PRINT December 2003

FILM: Best of 2003

Stephanie Zacharek


1. Lost in Translation (Sofia Coppola) A sustained mood of rapturous melancholy infuses this exquisite jet-lag romance.

2. To Be and To Have (Nicolas Philibert) A documentary about a French country school that cuts to the heart of the anxieties and joys of childhood and the vocation of teaching, sentimentalizing neither.

3. Spellbound (Jeffrey Blitz) Blitz’s wonderful documentary about the National Spelling Bee features the screen’s most suspenseful moments since Al Pacino’s restaurant scene in The Godfather.

4. A Mighty Wind (Christopher Guest) Guest’s multilayered mockumentary about ’60s folk singers pokes fun at our nostalgia for a lost era, even as he makes us feel something for the people who stayed lost in it.
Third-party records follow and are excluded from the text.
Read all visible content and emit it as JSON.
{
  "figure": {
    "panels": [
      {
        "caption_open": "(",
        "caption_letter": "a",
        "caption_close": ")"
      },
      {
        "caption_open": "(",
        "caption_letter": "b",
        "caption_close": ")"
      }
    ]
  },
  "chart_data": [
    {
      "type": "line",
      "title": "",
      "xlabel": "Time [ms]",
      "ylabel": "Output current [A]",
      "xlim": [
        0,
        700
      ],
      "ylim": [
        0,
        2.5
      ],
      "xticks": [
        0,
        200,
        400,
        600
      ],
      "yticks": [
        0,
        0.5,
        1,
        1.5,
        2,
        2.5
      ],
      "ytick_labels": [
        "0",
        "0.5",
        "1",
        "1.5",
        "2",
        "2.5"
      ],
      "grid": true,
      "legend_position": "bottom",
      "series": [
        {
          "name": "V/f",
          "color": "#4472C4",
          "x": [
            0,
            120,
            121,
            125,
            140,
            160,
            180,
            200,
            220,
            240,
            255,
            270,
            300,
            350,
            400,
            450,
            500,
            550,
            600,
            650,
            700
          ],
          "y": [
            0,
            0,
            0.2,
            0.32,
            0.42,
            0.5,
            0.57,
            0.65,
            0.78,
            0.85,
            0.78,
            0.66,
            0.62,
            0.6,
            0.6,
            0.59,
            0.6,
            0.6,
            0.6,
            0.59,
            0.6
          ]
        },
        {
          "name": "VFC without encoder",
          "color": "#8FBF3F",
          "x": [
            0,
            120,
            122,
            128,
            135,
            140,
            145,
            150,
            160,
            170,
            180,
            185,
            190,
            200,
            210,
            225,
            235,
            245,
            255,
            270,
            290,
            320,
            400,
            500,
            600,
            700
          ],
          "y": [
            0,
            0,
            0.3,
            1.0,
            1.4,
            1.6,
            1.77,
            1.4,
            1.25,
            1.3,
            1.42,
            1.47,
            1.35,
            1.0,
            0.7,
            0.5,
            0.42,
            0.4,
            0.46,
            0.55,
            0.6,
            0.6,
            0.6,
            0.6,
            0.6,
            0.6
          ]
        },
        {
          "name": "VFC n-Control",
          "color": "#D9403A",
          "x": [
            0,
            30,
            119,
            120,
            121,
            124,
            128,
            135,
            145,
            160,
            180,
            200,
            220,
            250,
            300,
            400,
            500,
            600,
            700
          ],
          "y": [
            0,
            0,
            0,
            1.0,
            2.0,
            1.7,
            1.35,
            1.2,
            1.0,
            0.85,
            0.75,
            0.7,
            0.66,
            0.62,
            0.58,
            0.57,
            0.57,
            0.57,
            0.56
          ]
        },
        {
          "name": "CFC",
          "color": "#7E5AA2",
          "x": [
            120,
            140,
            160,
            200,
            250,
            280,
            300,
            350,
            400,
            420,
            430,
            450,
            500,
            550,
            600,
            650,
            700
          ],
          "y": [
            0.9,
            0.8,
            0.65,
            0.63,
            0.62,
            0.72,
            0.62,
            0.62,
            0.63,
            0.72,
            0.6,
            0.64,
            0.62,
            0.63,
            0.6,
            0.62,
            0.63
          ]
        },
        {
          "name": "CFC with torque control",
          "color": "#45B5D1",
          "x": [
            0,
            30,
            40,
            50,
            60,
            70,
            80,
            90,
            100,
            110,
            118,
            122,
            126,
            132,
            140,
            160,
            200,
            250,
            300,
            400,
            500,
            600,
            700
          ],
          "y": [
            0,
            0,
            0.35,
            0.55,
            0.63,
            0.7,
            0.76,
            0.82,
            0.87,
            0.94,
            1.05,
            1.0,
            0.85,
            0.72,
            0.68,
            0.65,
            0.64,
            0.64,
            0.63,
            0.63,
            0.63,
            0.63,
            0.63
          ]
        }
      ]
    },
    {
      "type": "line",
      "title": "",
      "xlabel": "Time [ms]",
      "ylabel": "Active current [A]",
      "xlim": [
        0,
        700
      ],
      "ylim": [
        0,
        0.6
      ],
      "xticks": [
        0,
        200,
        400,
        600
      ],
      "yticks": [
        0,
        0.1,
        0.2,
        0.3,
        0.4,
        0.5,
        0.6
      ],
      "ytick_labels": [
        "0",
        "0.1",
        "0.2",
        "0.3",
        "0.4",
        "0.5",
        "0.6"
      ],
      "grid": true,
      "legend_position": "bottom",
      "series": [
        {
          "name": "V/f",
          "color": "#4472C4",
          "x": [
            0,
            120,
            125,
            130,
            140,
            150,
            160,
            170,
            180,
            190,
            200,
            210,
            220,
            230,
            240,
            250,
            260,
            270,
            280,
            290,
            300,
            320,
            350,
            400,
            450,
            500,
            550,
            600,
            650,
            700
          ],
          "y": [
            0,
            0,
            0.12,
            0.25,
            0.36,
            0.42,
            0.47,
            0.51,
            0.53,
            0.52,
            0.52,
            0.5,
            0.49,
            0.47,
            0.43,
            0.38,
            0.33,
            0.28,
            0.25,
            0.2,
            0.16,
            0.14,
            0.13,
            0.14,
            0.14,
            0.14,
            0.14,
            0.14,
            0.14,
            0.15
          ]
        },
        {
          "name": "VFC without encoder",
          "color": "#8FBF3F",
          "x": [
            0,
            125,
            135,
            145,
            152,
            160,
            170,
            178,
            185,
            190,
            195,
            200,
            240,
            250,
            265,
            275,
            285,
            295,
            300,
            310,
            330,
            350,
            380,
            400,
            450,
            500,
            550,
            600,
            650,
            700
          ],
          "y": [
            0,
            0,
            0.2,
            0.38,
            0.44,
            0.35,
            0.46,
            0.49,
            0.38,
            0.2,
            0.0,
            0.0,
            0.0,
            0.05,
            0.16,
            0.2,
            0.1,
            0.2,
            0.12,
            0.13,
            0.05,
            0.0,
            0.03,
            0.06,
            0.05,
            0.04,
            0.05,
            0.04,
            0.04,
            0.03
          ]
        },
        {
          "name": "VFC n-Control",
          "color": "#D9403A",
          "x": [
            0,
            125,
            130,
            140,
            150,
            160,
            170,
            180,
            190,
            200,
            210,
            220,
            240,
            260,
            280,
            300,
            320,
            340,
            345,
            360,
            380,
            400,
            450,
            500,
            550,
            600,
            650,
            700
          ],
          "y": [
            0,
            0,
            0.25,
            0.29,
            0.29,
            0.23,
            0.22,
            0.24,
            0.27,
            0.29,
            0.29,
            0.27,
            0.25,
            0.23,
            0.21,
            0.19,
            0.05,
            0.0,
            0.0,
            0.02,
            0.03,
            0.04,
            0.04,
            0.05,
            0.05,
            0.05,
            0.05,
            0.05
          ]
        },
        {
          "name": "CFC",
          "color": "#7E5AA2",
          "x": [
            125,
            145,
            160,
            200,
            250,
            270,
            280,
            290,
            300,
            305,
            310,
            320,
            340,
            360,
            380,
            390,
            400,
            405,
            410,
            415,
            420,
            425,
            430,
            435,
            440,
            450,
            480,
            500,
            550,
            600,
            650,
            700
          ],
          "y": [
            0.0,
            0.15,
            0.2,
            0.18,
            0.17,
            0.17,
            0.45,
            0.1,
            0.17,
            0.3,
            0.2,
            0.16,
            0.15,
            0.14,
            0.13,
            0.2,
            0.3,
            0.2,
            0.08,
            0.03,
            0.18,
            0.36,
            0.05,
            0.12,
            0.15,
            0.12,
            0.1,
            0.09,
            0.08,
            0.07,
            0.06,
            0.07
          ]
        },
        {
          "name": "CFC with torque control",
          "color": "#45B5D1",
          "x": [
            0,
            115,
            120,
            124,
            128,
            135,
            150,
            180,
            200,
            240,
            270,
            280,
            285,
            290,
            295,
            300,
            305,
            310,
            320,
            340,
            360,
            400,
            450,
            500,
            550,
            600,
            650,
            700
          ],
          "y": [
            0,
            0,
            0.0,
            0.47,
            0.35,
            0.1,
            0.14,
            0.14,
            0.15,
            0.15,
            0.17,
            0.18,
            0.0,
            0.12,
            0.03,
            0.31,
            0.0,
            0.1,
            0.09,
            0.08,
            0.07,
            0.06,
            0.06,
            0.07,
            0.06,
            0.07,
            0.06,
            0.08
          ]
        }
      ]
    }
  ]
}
5. School of Rock (Richard Linklater) A good-for-nothing layabout makes a bunch of school kids hip to the transformative power of rock ’n’ roll, in the kind of smartly crafted mainstream comedy we thought no one knew how to make anymore.

6. American Splendor (Shari Springer Berman and Robert Pulcini) Softhearted but not softheaded, the story of comic-book author Harvey Pekar finds affirmation in crankiness.

7. Winged Migration (Jacques Perrin) Perrin changes forever the way we look at birds.

8. Masked and Anonymous (Larry Charles) Wild and strange and obliquely hilarious: Bob Dylan gives us one giant mess of a rumination on American idealism, fame, and the commodification of music.

9. Pistol Opera (Seijun Suzuki) Looks like no other picture I’ve seen in years—a vivid Japanese dreamscape as it might have been reimagined by Piet Mondrian.

10. The Dancer Upstairs (John Malkovich) An elegant yet raw political thriller that’s less about rebel terrorists than about the damage we do to ourselves and others while just trying to live.